Phase II: the researchers continue to test the safety and acceptability of the drug and begin to assess whether it works on people with the condition it is designed to treat.
Phase III: at this stage the new drug/combination of drugs is compared with the current standard treatment on a random basis. This is to ensure that the trial results reveal the differences between the treatments given rather than the differences between the people recieving them. Phase III trials often involve large number sof volunteers and may be conducted at doctors surgeries, hospitals and centres throughout the country.
Phase IV: This tests the long term effects of a tretament, sometimes after it has been introduced as a standard practice.
Safety of a Clinical Trial
Clinical trials generally take place once extensive laboratory testing has shown that any new treatments being assessed are safe. In the UK, researchers must obtain approval from the Medicines and Healthcare products Regularory Agency before a trial can start. They must draw up a plan called a protocol, which includes information such as who and how many people will take part, what question the trial aims to answer, what treatments will be compared and how the test results will be collected.
All trial protocols are assessed for scientific merit by independent experts and approved by an ethics committee to ensure that the rights of the participants are respected. One this protocol has been approved, the trial can begin.

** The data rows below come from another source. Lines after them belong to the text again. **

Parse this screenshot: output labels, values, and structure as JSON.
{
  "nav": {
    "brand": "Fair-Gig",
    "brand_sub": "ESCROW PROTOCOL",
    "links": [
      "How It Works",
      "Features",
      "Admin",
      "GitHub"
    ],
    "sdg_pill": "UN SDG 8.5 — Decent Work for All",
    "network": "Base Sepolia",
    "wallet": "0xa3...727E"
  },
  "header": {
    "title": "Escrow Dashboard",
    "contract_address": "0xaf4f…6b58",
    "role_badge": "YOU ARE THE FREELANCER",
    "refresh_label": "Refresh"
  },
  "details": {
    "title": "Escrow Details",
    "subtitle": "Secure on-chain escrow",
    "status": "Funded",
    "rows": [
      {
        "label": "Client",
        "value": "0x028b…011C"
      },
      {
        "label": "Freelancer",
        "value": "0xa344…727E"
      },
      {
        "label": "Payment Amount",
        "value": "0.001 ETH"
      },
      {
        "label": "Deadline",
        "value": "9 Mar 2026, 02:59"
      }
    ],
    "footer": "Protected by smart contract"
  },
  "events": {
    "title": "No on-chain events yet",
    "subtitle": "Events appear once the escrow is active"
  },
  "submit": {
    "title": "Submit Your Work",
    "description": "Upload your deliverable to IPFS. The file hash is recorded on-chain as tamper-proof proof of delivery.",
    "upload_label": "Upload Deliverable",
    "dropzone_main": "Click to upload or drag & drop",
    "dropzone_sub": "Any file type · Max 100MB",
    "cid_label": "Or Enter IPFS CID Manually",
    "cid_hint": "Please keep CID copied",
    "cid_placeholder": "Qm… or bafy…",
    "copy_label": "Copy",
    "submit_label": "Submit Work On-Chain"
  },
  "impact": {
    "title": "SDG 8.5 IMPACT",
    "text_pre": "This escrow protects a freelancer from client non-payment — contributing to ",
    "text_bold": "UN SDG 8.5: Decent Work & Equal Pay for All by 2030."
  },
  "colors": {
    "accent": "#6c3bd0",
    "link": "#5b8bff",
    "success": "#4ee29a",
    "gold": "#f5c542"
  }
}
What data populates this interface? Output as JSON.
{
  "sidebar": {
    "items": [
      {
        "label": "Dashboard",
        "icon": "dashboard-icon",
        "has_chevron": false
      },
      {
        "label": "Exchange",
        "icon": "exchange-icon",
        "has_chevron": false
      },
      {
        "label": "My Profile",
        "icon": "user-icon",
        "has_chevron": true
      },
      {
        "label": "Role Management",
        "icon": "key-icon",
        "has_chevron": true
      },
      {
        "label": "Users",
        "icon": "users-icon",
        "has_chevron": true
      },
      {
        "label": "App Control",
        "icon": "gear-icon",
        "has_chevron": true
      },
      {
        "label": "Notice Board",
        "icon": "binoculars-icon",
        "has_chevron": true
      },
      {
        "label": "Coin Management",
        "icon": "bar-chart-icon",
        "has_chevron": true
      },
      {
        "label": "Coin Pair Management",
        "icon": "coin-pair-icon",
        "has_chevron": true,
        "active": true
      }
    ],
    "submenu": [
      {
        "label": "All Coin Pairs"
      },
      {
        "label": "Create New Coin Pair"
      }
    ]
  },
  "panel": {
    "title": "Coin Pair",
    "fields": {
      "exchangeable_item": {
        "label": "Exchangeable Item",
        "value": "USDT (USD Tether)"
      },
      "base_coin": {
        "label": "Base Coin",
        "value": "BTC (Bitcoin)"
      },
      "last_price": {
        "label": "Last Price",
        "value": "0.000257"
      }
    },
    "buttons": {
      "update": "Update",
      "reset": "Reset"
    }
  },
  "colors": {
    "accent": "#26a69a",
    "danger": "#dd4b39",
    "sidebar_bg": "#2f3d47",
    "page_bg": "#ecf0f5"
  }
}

Participants can withdraw from a trial at any stage without having to give a reason. This will have no effect on the care they receive.
Taking Part in a Clinical Trial
The people who volunteer to take part in a clinical trial play an essential role in helping researchers to develop and test treatments for the benefit of the community. If you are being treated for a condition, as your doctor or health care professional who sees you the most often if they know of any trials that may be suitable for you.
Eligibility
All trials have guidelines about who can or cannot take part called inclusion/exclusion criteria. The researchers use these criteria when recruting volunteers. You will be asked details of your medical history and given a thorough medical examination. You will also be asked to sign a consent form. Volunteers have the right to withdraw from a trial at any time.